In comparing the decline of the British Empire with the US as a superpower, there are a number of differences to note. One is that the Britain ruled a saltwater empire spread throughout the world which became increasingly costly to administer and protect. The US grew first as a group of 13 colonies which revolted against British rule, then acquired lands in North America from the French, Spanish, Mexicans and Russians to form a unified state, in many ways the equivalent of an empire. Its possession of overseas colonies was much more limited than in the case of the British Empire. This is one of the reasons why the nature of the decline of the two empires differs.

Some of the conditions leading to the decline of the British Empire, which may be found in the current decline of the US as a superpower are the following:

1. The foreign debts accumulated by the UK during WW1, WW2 and the early postwar years almost bankrupted the country, forcing austerity at home similar to that experienced through domestic wartime rationing.

2. Britain’s financial ability to maintain its armed forces and overseas possessions was weakened, leading to independence granted to a number of countries and related acts suggesting decolonization. Previous colonies often became members of the British Commonwealth, a club with no imperial control mechanisms.

3. The US used its financial leverage to press for colonial independence from the UK for countries like India. The US’ own previous revolt against what it perceived to be unacceptable treatment by Britain lead it to support those in the same position in the 20th century. Americans with Irish ancestry, for example, strongly supported independence for British colonies.

4. The formation and operation of the GATT after 1943 weakened the trade preferences which Britain had with its dominions and colonies, and subjected it to increased global competition. The foreign investments (assets) which Britain had earlier owned were used to help pay off its foreign held national debt incurred during two world wars.

5. In 1956, British armed forces in alliance with France and Israel were unable to secure the Suez Canal after its takeover by President Nasser of Egypt. Later, it had more success during the Falklands war.

6. At the end of WW2, Britain had a substantial blue water navy but found it hard to finance it in peacetime. At the time of the 1982 war with Argentina over the Falkland Islands, South Georgia and the Sandwich Islands, the UK was barely able to muster a group of ships and planes to defeat, at a great distance, fairly weak military opponents. While having professionally trained armed forces, the UK has not sustained the military dominance it once had.

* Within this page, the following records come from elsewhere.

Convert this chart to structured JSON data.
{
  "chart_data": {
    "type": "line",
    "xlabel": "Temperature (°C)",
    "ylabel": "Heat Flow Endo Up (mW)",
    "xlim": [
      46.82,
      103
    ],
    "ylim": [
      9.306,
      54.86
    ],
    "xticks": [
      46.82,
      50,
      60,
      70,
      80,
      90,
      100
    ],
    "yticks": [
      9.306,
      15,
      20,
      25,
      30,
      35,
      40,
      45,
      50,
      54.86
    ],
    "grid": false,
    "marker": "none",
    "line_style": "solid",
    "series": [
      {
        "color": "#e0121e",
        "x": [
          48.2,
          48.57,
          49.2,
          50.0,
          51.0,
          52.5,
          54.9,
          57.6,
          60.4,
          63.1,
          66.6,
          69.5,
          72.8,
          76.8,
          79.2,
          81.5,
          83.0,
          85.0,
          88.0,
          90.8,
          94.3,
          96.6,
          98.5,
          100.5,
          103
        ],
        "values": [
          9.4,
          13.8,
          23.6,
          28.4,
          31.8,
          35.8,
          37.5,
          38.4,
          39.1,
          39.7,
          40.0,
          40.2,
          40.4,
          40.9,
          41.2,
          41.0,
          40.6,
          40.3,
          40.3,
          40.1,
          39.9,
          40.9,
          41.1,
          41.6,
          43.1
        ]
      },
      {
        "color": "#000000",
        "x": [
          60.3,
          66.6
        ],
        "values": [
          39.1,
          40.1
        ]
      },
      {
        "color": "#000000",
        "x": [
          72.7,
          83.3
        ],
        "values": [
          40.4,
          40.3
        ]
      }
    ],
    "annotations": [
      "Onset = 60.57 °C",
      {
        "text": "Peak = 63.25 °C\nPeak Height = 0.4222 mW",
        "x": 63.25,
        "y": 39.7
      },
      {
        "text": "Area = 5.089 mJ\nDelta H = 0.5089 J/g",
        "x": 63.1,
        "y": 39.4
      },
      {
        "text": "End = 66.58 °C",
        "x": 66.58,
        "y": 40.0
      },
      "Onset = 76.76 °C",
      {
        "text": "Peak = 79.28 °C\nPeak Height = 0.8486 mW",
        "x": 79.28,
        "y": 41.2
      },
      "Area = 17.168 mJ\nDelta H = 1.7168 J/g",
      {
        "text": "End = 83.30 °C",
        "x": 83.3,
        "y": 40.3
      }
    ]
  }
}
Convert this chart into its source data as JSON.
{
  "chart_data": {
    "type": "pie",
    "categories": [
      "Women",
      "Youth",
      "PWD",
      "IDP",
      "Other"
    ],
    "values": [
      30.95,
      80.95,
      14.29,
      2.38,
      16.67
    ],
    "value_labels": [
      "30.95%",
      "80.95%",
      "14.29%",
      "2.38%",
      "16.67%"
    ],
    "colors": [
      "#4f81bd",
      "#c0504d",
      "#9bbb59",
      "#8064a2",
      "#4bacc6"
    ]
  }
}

Economic conditions in the UK following WW1 and WW2, including the depression of the interwar years weakened the country’s ability to administer and protect it imperial interests. It had spent its accumulated assets and was faced with strong political forces favouring decolonization, strongly promoted by its wartime ally the US; it certainly received no help from the USSR which was in the process of building its own empire.

In short time frame, the British Empire dissolved geographically after WW2, although its impact lives on in language, legal and political institutions, customs and other cultural attributes like certain sports. Also, citizens of different parts of the empire have migrated both to the mother country as well as to other parts of the former empire. There are reported to be more Maltese in Australia than there are in Malta.


It will be at least 50 years from now before historians will be able to start assessing whether the American empire is currently in decline. However reviewing current events in the US and globally suggests to me that this may be the case.
A more optimistic forecast is that technological developments are shortly to occur, and the US will be at the forefront of these changes. See “The Coming Tech-led Boom,” by Mark Mills and Julio Ottino, Wall Street Journal, Jan. 30, 2012.

The century since the start of WW1 has seen enormous global political changes with the rise and fall of what were once considered great powers. More such changes are likely to occur probably associated with Asia. Lessons taken from the demise of the British Empire especially in the economic sphere may well apply to the USA today.